Strategy Faces Record $11B Unrealized Loss as It Sold Bitcoin for First Time in Years
Key Takeaways
- Strategy sold 32 Bitcoins for about $2.5 million, first sale since 2022.
- Unrealized Bitcoin losses total roughly $10.8–$11 billion.
- Portfolio valued ~ $53.09B vs $63.89B invested; ~25.5% YTD drawdown; largest corporate holder.
Strategy’s $11B paper loss
Strategy, formerly known as MicroStrategy, is facing a record $11B unrealized loss on its Bitcoin holdings, with its massive Bitcoin bet now $10.8 billion underwater as its stock collapses 77% from peak highs.
“Strategy (NASDAQ:MSTR | MSTR Price Prediction), the company formerly known as MicroStrategy sold 32 Bitcoin for $2”
The company holds 843,706 BTC with a total cost basis of approximately $63.8 billion, and as of early June 2026 those coins are worth about $53 billion, a gap roughly 17% below what the company paid.

Strategy’s average acquisition cost sits at approximately $75,700 per Bitcoin, and with Bitcoin trading well below that level, every single coin the company bought on average is now worth less than what it paid for it.
In late May 2026, Strategy sold Bitcoin for the first time in years, selling 32 BTC at an average price of $77,135 for about $2.5 million, with proceeds going toward distributing dividends on its STRC preferred stock.
Michael Saylor said the pressure reflects a capital rotation, pointing to what he describes as around $400 billion flowing into AI infrastructure and spot Bitcoin ETFs experiencing outflows during the period.
Debt buyback sparks volatility
Bitcoin fell 21% after Strategy’s debt buyback news, as the company used $1.38 billion of cash raised by recent equity issuances to buy back some of its convertible debt, temporarily pausing its Bitcoin accumulation.

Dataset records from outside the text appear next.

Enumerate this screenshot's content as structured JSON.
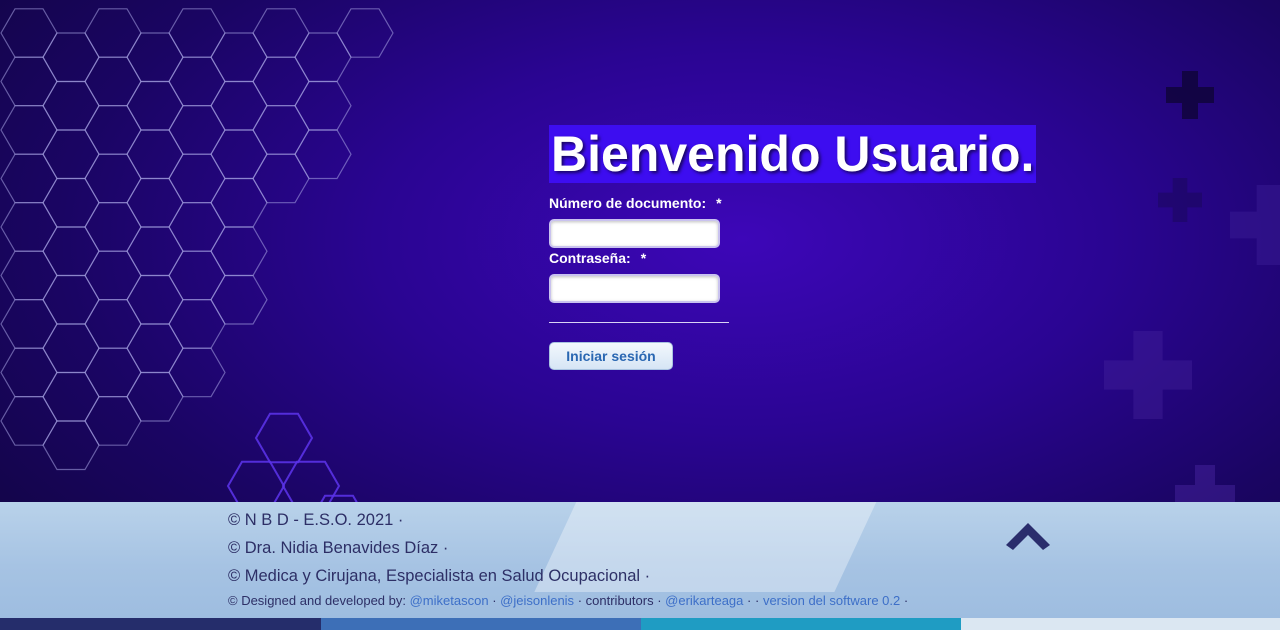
{
  "login": {
    "title": "Bienvenido Usuario.",
    "document_label": "Número de documento:",
    "password_label": "Contraseña:",
    "required_mark": "*",
    "document_value": "",
    "password_value": "",
    "submit_label": "Iniciar sesión"
  },
  "footer": {
    "line1": "© N B D - E.S.O. 2021 ·",
    "line2": "© Dra. Nidia Benavides Díaz ·",
    "line3": "© Medica y Cirujana, Especialista en Salud Ocupacional ·",
    "credits_prefix": "© Designed and developed by:",
    "dev1": "@miketascon",
    "sep": "·",
    "dev2": "@jeisonlenis",
    "contributors_label": "contributors ·",
    "contrib1": "@erikarteaga",
    "sep2": "· ·",
    "version": "version del software 0.2",
    "sep3": "·"
  },
  "icons": {
    "back_to_top": "chevron-up-icon"
  },
  "colors": {
    "background": "#2a0592",
    "title_highlight": "#3d0df0",
    "footer": "#a6c3e3",
    "strip": [
      "#252d6b",
      "#3d6fb7",
      "#1f9cc3",
      "#dbe7f2"
    ]
  }
}
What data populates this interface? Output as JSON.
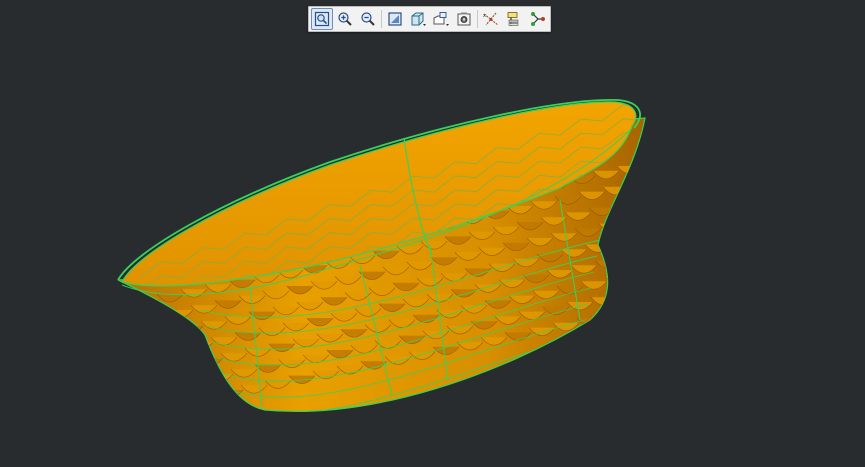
{
  "window": {
    "background": "#282c2e"
  },
  "toolbar": {
    "buttons": [
      {
        "id": "zoom-fit",
        "icon": "zoom-fit-icon",
        "active": true
      },
      {
        "id": "zoom-in",
        "icon": "zoom-in-icon"
      },
      {
        "id": "zoom-out",
        "icon": "zoom-out-icon"
      },
      {
        "id": "view-orientation",
        "icon": "view-orientation-icon"
      },
      {
        "id": "display-style",
        "icon": "display-style-icon",
        "has_dropdown": true
      },
      {
        "id": "view-mode",
        "icon": "view-mode-icon",
        "has_dropdown": true
      },
      {
        "id": "saved-views",
        "icon": "saved-views-icon"
      },
      {
        "id": "datum-display",
        "icon": "datum-display-icon"
      },
      {
        "id": "annotation-display",
        "icon": "annotation-display-icon"
      },
      {
        "id": "spin-center",
        "icon": "spin-center-icon"
      }
    ]
  },
  "model": {
    "shading_color": "#e39a00",
    "shading_dark": "#9a5a00",
    "edge_color": "#35d35a",
    "display_style": "shading with edges"
  }
}
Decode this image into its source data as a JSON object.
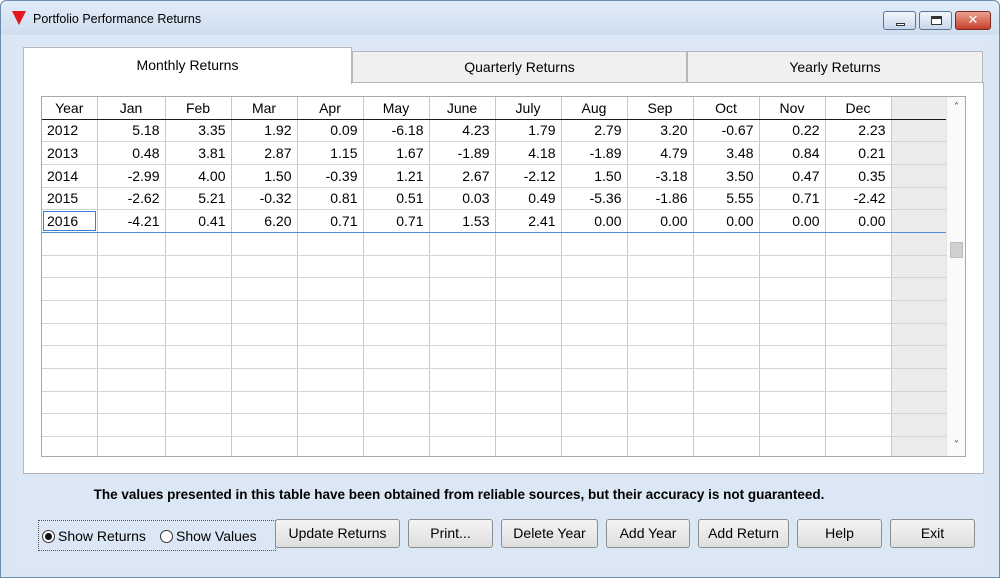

TradingView said Strategy had been the largest known Bitcoin buyer, accumulating 126,016 BTC for $9.31 billion since March, but the debt buyback coincided with STRC distancing itself from $100.

TradingView also said Strategy’s cash position has been reduced to $900 million, enough to cover dividends for 6 months, while its 11% net leverage is the key metric to monitor for forced BTC liquidations.
The article framed the risk as whether Strategy could be forced to liquidate some of its Bitcoin holdings, noting that there is no contractual floor set in Strategy’s convertible debt that would force a Bitcoin reserve liquidation.
Cointelegraph added that Saylor pushed back on the bearish read, saying mounting ETF outflows are “pressuring BTC,” and that capital markets have poured $400 billion into AI infrastructure over the past six months.
Policy window and market stakes
Beyond Strategy’s balance sheet, Bitget reported that crypto market structure legislation faces a limited Senate timetable before lawmakers depart for the July recess, with the U.S. Senate expected to resume work on the CLARITY Act this week.
Bitget said the legislation’s “Crypto Clarity Window” is a “critical four-week window,” and that regulatory definitions for digital assets remain a central issue as lawmakers revisit crypto legislation.
The same Bitget piece tied timing to election-year shifts, noting that delays could extend consideration into a different election cycle and that “Midterm elections often reshape congressional priorities and leadership.”
For Strategy, the stakes are immediate because its stock is trading as a leveraged Bitcoin proxy, with the Crypto Briefing describing a 77% decline from peak prices and a $10.8 billion unrealized loss.
Cointelegraph also reported Standard Chartered’s view that a Bitcoin market bottom may be near, saying it would be a tentative sign the low has been printed and that selling over the weekend will be muted if Strategy’s next purchase signals support.